Scheer was forced to be resilient throughout her round, and she responded to her mistakes with birdies.
On the par-4 8th hole, Scheer hit her drive near the hazard and had an awkward stance for her second shot. Not getting solid contact, the ball went straight right off the club and hit her bag for a stroke penalty.
Scheer made triple bogey on the hole and went from one under to two over.
But on the next hole, a short par 5, Scheer made a 12-foot putt for birdie.
Using the local knowledge to her advantage, Scheer went after nearly every pin. She hit 13 greens and made four birdies.
"I've played this course so many times since I was little," Scheer said. "That certainly helped out a lot."
On the back nine, Scheer made back-to-back bogeys on 13 and 14, which included her drive on 13 skipping out of the water. She posted a birdie on No. 16 to add to her lead.

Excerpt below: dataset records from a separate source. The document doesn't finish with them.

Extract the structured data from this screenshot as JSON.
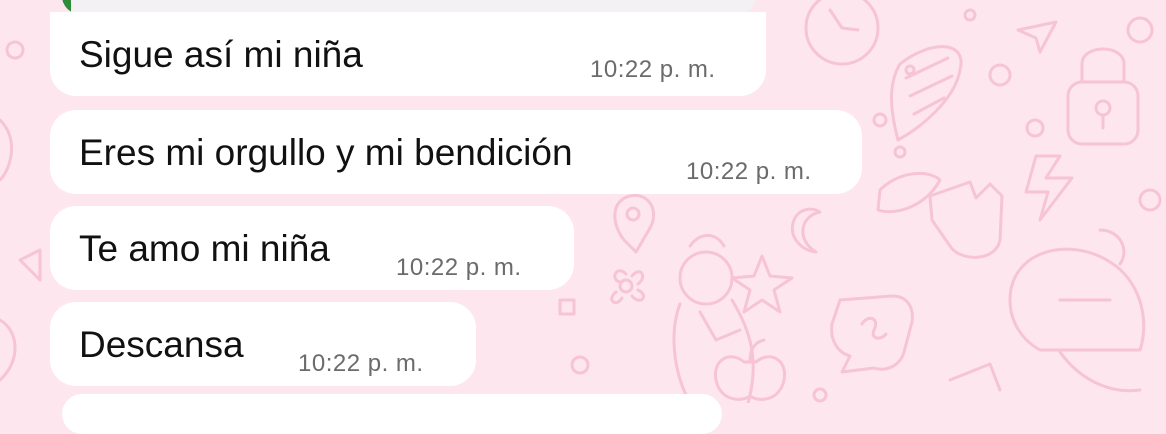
{
  "colors": {
    "background": "#fde6ee",
    "bubble": "#ffffff",
    "quote_accent": "#2e8b3a",
    "text": "#111111",
    "timestamp": "#6b6b6b"
  },
  "messages": [
    {
      "text": "Sigue así mi niña",
      "time": "10:22 p. m."
    },
    {
      "text": "Eres mi orgullo y mi bendición",
      "time": "10:22 p. m."
    },
    {
      "text": "Te amo mi niña",
      "time": "10:22 p. m."
    },
    {
      "text": "Descansa",
      "time": "10:22 p. m."
    }
  ]
}
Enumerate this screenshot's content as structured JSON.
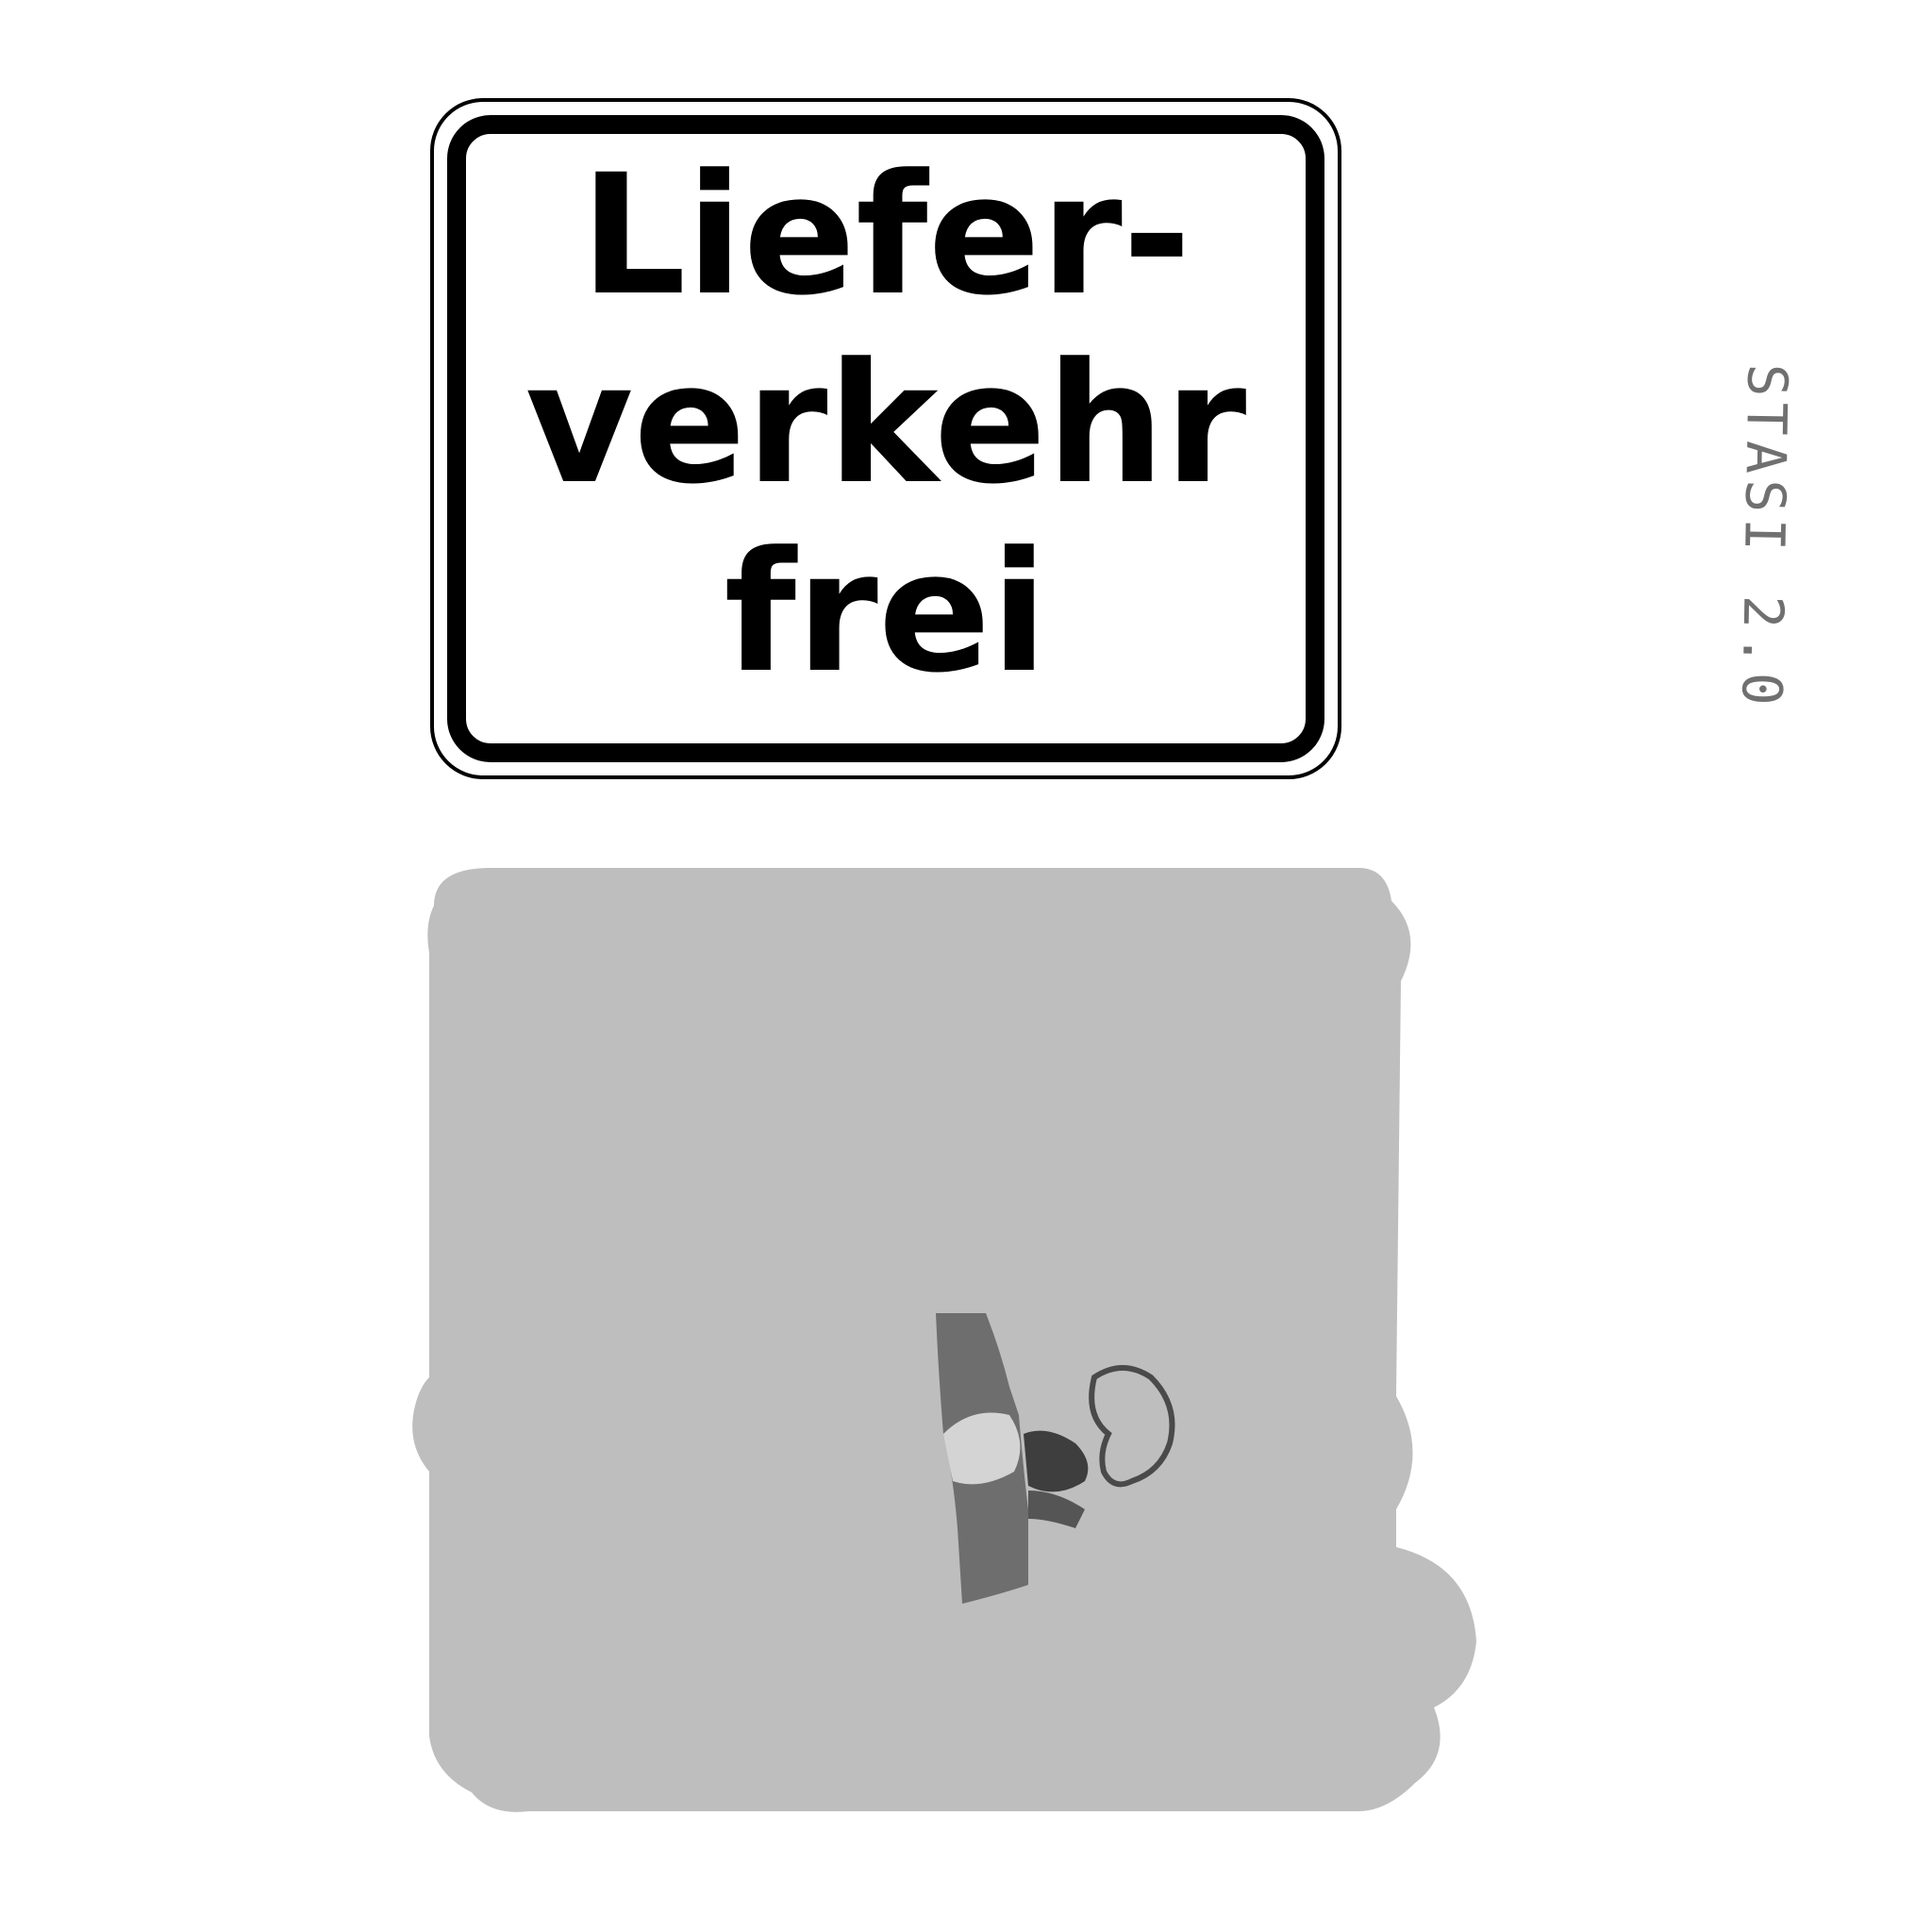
{
  "sign": {
    "lines": [
      "Liefer-",
      "verkehr",
      "frei"
    ],
    "text_color": "#000000",
    "background_color": "#ffffff",
    "border_color": "#000000"
  },
  "sticker": {
    "text": "STASI 2.0",
    "background_color": "#bebebe",
    "ink_color": "#585858",
    "figure": "portrait-stencil"
  }
}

"I thought my ball for sure went in on 13, but the guys behind us kept saying they saw it skip out," Scheer said. "Right when I hit it, I knew it was in trouble and kept telling the ball to giddy up. I guess it was destiny."
Much like Scheer, the Indians benefited from playing on their home course. They were paced by Dani Eck's 86 and Tayler Hawkins' 87.
The key score however, came from their fifth player Ariel Williams, who shot a 91.
"We played really well on the front nine and I thought we had a chance," Schuller said. "It was tight but we had girls step up."